Daaraan moest ik denken bij het lezen van de eerste lezing. We hoorden hoe koning Saul zijn dienaar en legeraanvoerder David naar het leven staat: Saul is jaloers op David en ziet hem als een gevaar voor zijn koninklijke machtspositie. Als ze dan met hun strijdmakkers tegenover elkaar komen te staan, komt David in een situatie dat hij koning Saul - die nu zijn vijand is en die ligt te slapen - zou kunnen doden.

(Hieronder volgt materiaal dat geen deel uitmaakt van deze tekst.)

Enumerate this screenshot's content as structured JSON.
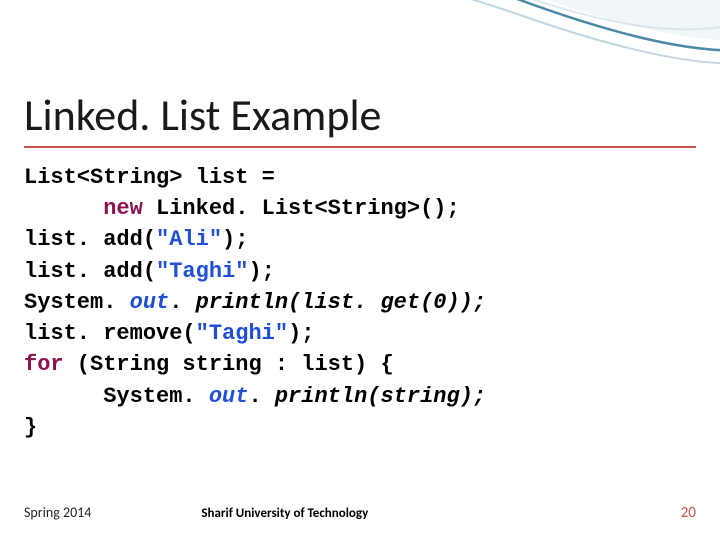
{
  "title": "Linked. List Example",
  "code": {
    "l1a": "List<String> list = ",
    "l2a": "      ",
    "l2_new": "new",
    "l2b": " Linked. List<String>();",
    "l3a": "list. add(",
    "l3s": "\"Ali\"",
    "l3b": ");",
    "l4a": "list. add(",
    "l4s": "\"Taghi\"",
    "l4b": ");",
    "l5a": "System. ",
    "l5_out": "out",
    "l5b": ". ",
    "l5_call": "println(list. get(0));",
    "l6a": "list. remove(",
    "l6s": "\"Taghi\"",
    "l6b": ");",
    "l7_for": "for",
    "l7a": " (String string : list) {",
    "l8a": "      System. ",
    "l8_out": "out",
    "l8b": ". ",
    "l8_call": "println(string);",
    "l9": "}"
  },
  "footer": {
    "left": "Spring 2014",
    "center": "Sharif University of Technology",
    "right": "20"
  }
}
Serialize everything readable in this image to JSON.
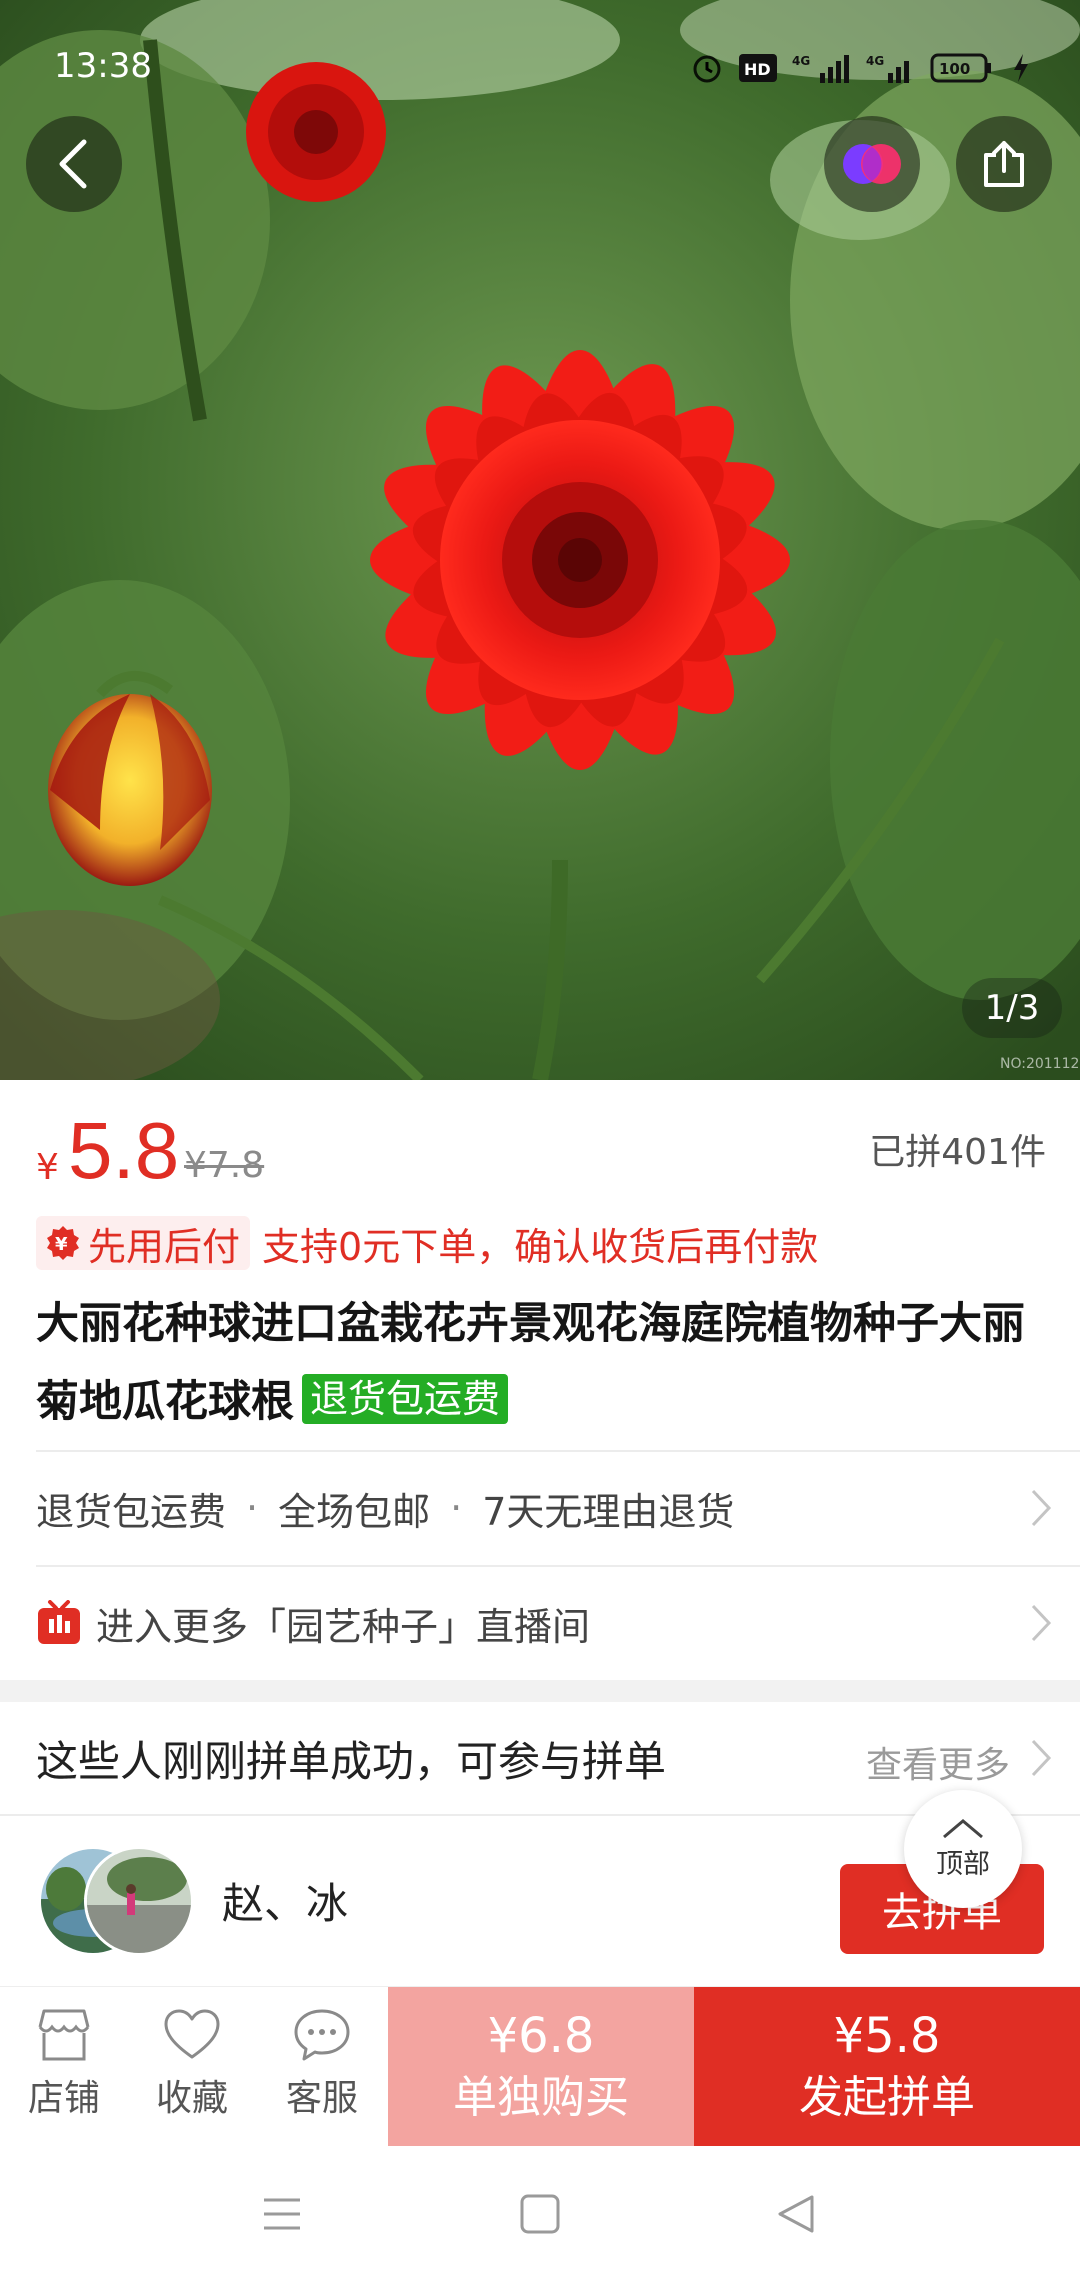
{
  "status_bar": {
    "time": "13:38",
    "battery": "100"
  },
  "gallery": {
    "indicator": "1/3"
  },
  "price": {
    "symbol": "¥",
    "current": "5.8",
    "original": "¥7.8",
    "sold": "已拼401件"
  },
  "payment": {
    "badge": "先用后付",
    "desc": "支持0元下单，确认收货后再付款"
  },
  "product": {
    "title": "大丽花种球进口盆栽花卉景观花海庭院植物种子大丽菊地瓜花球根",
    "tag": "退货包运费"
  },
  "services": {
    "items": [
      "退货包运费",
      "全场包邮",
      "7天无理由退货"
    ],
    "separator": "·"
  },
  "live": {
    "label": "进入更多「园艺种子」直播间"
  },
  "group_section": {
    "title": "这些人刚刚拼单成功，可参与拼单",
    "see_more": "查看更多",
    "members": "赵、冰",
    "join_label": "去拼单"
  },
  "back_to_top": "顶部",
  "bottom_nav": {
    "shop": "店铺",
    "favorite": "收藏",
    "service": "客服"
  },
  "buy_alone": {
    "price": "¥6.8",
    "label": "单独购买"
  },
  "buy_group": {
    "price": "¥5.8",
    "label": "发起拼单"
  },
  "colors": {
    "accent": "#e02e24",
    "accent_light": "#f3a4a0",
    "tag_green": "#24ad25"
  }
}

Maar David - die beslist geen heilige is - doet dat toch niet: Saul is immers ooit door de profeet Samuël tot koning gezalfd: ooit is die beschermende olie over zijn hoofd uitgestort om zichtbaar te maken dat God hem als koning van Israël in bescherming heeft genomen. Ondanks alle vijandschap beseft David dat Saul een door God geheiligd mens is. En hij zegt dat ook heel duidelijk: 'Koning Saul, de Heer had u vandaag aan mij overgeleverd, maar ik heb de hand niet willen slaan aan zijn gezalfde!'
Tegen die achtergrond mogen wij vandaag ook naar het evangelie luisteren, wanneer Jezus zegt: 'Tot u die naar Mij luistert zeg Ik: bemint uw vijanden, doet wel aan die u haten, zegent hen die u vervloeken en bidt voor hen die u mishandelen…' en samengevat: 'Zoals gij wilt dat de mensen u behandelen, moet gij ook hen behandelen.' Nergens staat dat we geen vijanden mogen hebben of dat we geen hekel mogen hebben aan sommige mensen, maar er staat wel dat dit nooit een reden mag zijn om de ander te vernederen of te verpletteren. Brute haat mag niet bestaan in het leven van een Christusdrager. Als mens zijn we immers groter en sterker wanneer we geen kwaad met kwaad vergelden, maar in ons gedrag en in ons spreken laten zien dat uiteindelijk de liefde – dat is dat schijnsel van God in ons hart – ons tot echte mensen maakt.
Jezus maakt het ons met zijn uitspraken in zijn veldrede, waaruit we nu een paar zondagen na elkaar aan het lezen zijn, niet altijd even gemakkelijk. Hij vraagt van ons dat we ons niet laten leiden door onze driften, maar door de liefde. Hoe praten wij met elkaar bijvoorbeeld over familieleden of buren met wie wij ruzie hebben, hoe spreken wij met anderen over politici waar wij het totaal mee oneens zijn, hoe spreken wij over het straffen van misdadigers of over de opvang van vluchtelingen, hoe gaan we om met mensen van een andere cultuur?
De sterkste uitspraak in het evangelie van vandaag vind ik: ‘Weest barmhartig zoals uw Vader in de hemel barmhartig is!’
Zowel David in de eerste lezing als Jezus zelf zetten ons vandaag serieus aan het denken. Dat is ook de bedoeling van onze wekelijkse samenkomst als kerkgemeenschap: ons bezinnen in hoeverre wij in ons dagelijks leven nog een beetje op Christus lijken.
De apostel Paulus had het in de tweede lezing over aardse en hemelse mensen. Toch mooi als wij als ‘Christusdragers’ iets van zo’n hemelse mens kunnen uitstralen? En als die afbeelding van Sint-Christoffel aan mijn autosleutels ons daaraan af en toe herinnert, is dat mooi meegenomen, vind ik.
(Inspiratie: o.a. Het Woord delen. Preeksuggesties, aansluitend bij de Zondag vieren, Lezingencyclus jaar C 2021/2022, Berne Media).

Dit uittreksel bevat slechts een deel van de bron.